Anlaşılan o ki 1 Mayıs Emek Bayramı bizim buralarda 23 Nisan benzeri kutlamalarla yad edilmek isteniyor.Sol siyasetin evrensel muhalifliği,direnci,dünyayı değiştirme çabası devlet tarafından hala provokasyon girişimleri olarak değerlendiriliyor.Oysa Gezi Parkı Hareketi sokakları, parkları, mahalleleri, ağaçları halka yasaklamaktan yana tavır alanlar tarafından kendi elleriyle yaratılmıştı. Sürekli darbe yapılacak korkusu içinde bocalayan siyasetçiler sokağa çıkma yasağını çaktırmadan uyguluyorlar.Bugün yaşananların başka bir anlamı yok.

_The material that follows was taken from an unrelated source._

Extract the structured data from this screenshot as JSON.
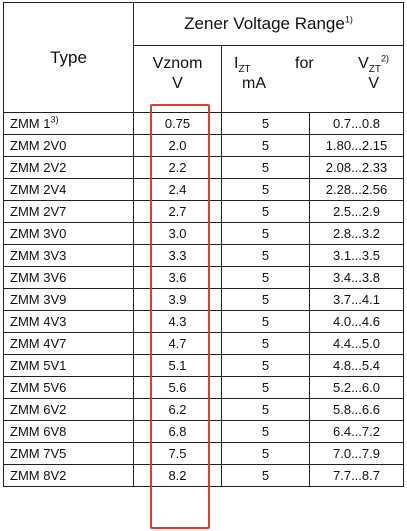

Üretimin tüketime yetmediği  dönemdeyiz.Üstelik AKP ile hayat bulan sıcak parayla büyüme rüyası kendi iktidar sürelerinde kabusa dönüşmek üzere.Muhalefet tarafından asgari ücret üzerinden devşirilen vaatler açlık sınırında yaşayan kesimlere cazip geliyor.Millet kemer sıkmak zorunda. Aybaşı bir türlü gelmek bilmiyor.Borç borçla kapatılmak zorunda kalınıyor.Bankalar ev ve arabaların tek sahibi.Bu durumda bayram bizim neyimize?

Gelir dağılımında adalet tesis edilmeden Taksim’e çıkma çabaları beyhude.Fakirlik geniş  yatakta akan azgın bir nehir gibi önüne gelen her seti yıkacak güce sahip.Bu yüzden 1 Mayıs Emek Bayramı açların sesini duymak istemeyenlerce sokağa çıkma yasağı tadında kutlanıyor.